Un Cristo demasiado humano

Un Cristo demasiado humano

Ciro Bianchi Ross

 

Se cuenta que un día un forastero llegó a Matanzas – un caserío entonces de menos de 40 viviendas de arcilla y embarrado y un templo igualmente modesto- y pidió albergue a una familia. Dijo a la dueña de la casa que era carpintero y ella le comentó que podía pagar el hospedaje con una talla del Santo Cristo. Aceptó el recién llegado la propuesta y se encerró en la habitación que le destinaron. Pasaron los días y como el huésped no se dejaba ver ni se advertía en su pieza la más mínima señal de vida, la señora, con el auxilio de varios vecinos, descerrajó la  puerta. El visitante se había esfumado como por arte de magia, pero dejó una imagen formidable del Dios-Hombre que, si bien  carecía de peana y cruz, tenía los brazos abiertos y las manos ensangrentadas.

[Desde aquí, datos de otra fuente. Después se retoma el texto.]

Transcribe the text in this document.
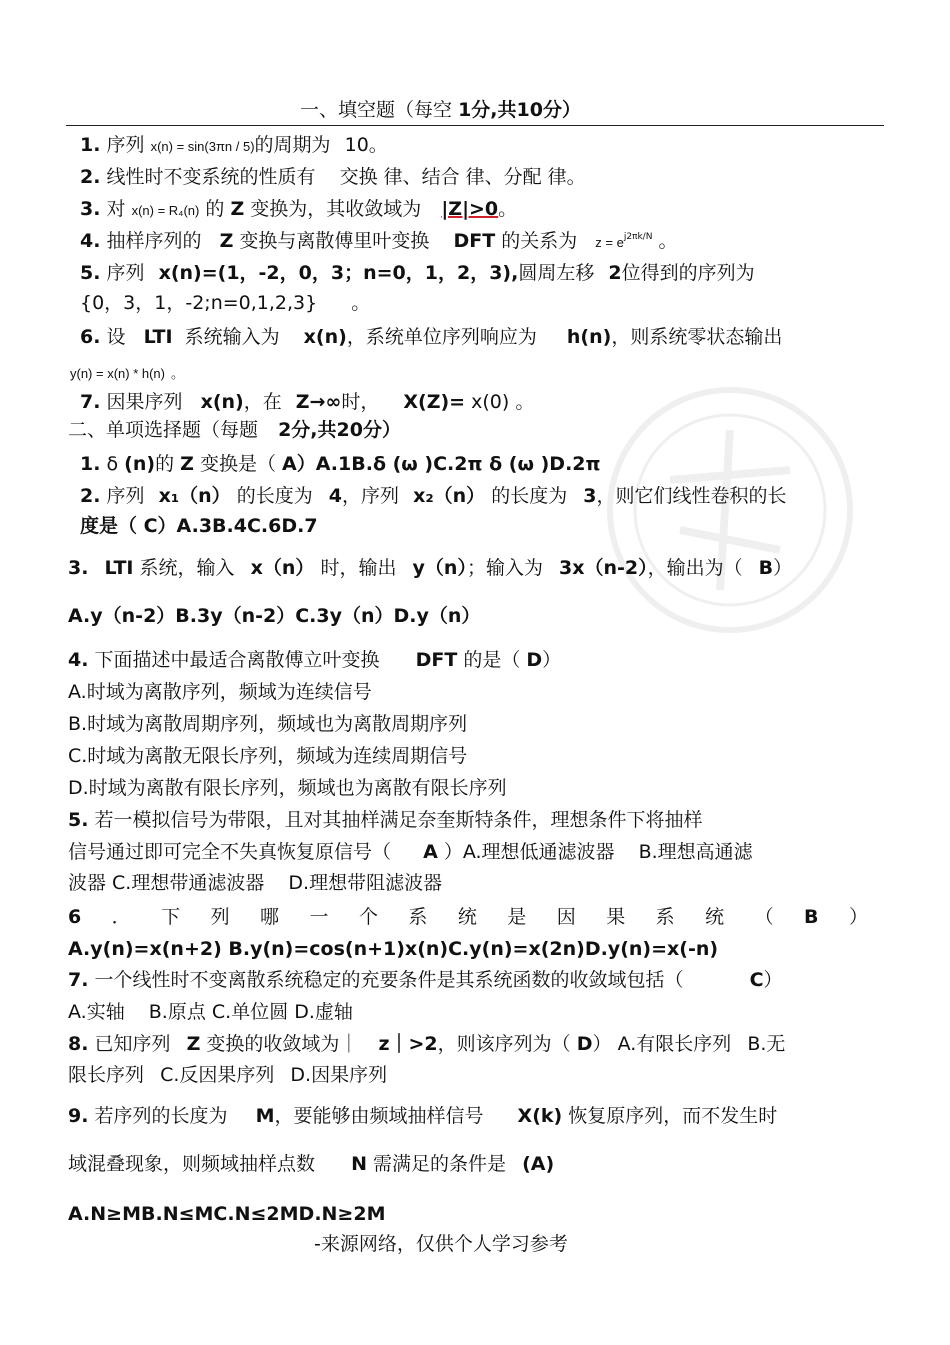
一、填空题（每空 1分,共10分）
1. 序列 x(n) = sin(3πn / 5)的周期为 10。
2. 线性时不变系统的性质有 交换 律、结合 律、分配 律。
3. 对 x(n) = R₄(n) 的 Z 变换为，其收敛域为 |Z|>0。
4. 抽样序列的 Z 变换与离散傅里叶变换 DFT 的关系为 $z = e^{j2\pi k/N}$ 。
5. 序列 x(n)=(1，-2，0，3；n=0，1，2，3),圆周左移 2位得到的序列为
{0，3，1，-2;n=0,1,2,3} 。
6. 设 LTI 系统输入为 x(n)，系统单位序列响应为 h(n)，则系统零状态输出
y(n) = x(n) * h(n) 。
7. 因果序列 x(n)，在 Z→∞时， X(Z)= x(0) 。
二、单项选择题（每题 2分,共20分）
1. δ (n)的 Z 变换是（ A）A.1B.δ (ω )C.2π δ (ω )D.2π
2. 序列 x₁（n） 的长度为 4，序列 x₂（n） 的长度为 3，则它们线性卷积的长
度是（ C）A.3B.4C.6D.7
3. LTI 系统，输入 x（n） 时，输出 y（n）；输入为 3x（n-2），输出为（ B）
A.y（n-2）B.3y（n-2）C.3y（n）D.y（n）
4. 下面描述中最适合离散傅立叶变换 DFT 的是（ D）
A.时域为离散序列，频域为连续信号
B.时域为离散周期序列，频域也为离散周期序列
C.时域为离散无限长序列，频域为连续周期信号
D.时域为离散有限长序列，频域也为离散有限长序列
5. 若一模拟信号为带限，且对其抽样满足奈奎斯特条件，理想条件下将抽样
信号通过即可完全不失真恢复原信号（ A ）A.理想低通滤波器 B.理想高通滤
波器 C.理想带通滤波器 D.理想带阻滤波器
6 ． 下 列 哪 一 个 系 统 是 因 果 系 统 （ B ）
A.y(n)=x(n+2) B.y(n)=cos(n+1)x(n)C.y(n)=x(2n)D.y(n)=x(-n)
7. 一个线性时不变离散系统稳定的充要条件是其系统函数的收敛域包括（	C）
A.实轴 B.原点 C.单位圆 D.虚轴
8. 已知序列 Z 变换的收敛域为｜ z｜>2，则该序列为（ D） A.有限长序列 B.无
限长序列 C.反因果序列 D.因果序列
9. 若序列的长度为 M，要能够由频域抽样信号 X(k) 恢复原序列，而不发生时
域混叠现象，则频域抽样点数 N 需满足的条件是 (A)
A.N≥MB.N≤MC.N≤2MD.N≥2M
-来源网络，仅供个人学习参考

            La mujer confesó que no había en la habitación madera alguna para tallar la hermosa imagen, que el forastero no introdujo en ella herramienta  para tallarla ni se escuchó en esos días un  martillazo ni un golpe de escoplo. Tampoco cabía la posibilidad de que el huésped hubiese traído la imagen de otro sitio. Su extraño aspecto y lo exótico de su vestimenta, que revelaban a las claras que no era del país, llamaban tanto a la desconfianza que la señora había hecho vigilar la habitación desde que el viajero entró en ella…

            ¿Era un milagro? ¿El propio Cristo, de paso por Matanzas, talló su imagen? No existía otra respuesta que la de caer de rodillas ante el Aparecido, que bien pronto los matanceros empezaron a llamar El Señor de la Misericordia.

            El Cristo de La Habana no tiene, por supuesto, la aureola milagrosa del Cristo que todavía se adora en la iglesia de San Carlos de la ciudad de Matanzas, a unos cien kilómetros al este de la capital de la Isla y prácticamente a las puertas del balneario de Varadero. Mirándolo bien, el origen del Cristo habanero es bastante sombrío, pero lo matiza una anécdota simpática.

            Cuando el 13 de marzo de 1957, en horas de la tarde, un grupo de revolucionarios asaltó el Palacio Presidencial con la intención de ajusticiar al dictador Fulgencio Batista, la Primera Dama de la República prometió que si su esposo escapaba con vida mandaría a erigir una imagen de Cristo que pudiese ser vista desde cualquier rincón de la ciudad. La escultura en cuestión se inauguró el 25 de diciembre de 1958, a una semana escasa de la fuga del dictador y del triunfo de la Revolución.  Esa ceremonia debe haber sido el último acto público en que participó Batista.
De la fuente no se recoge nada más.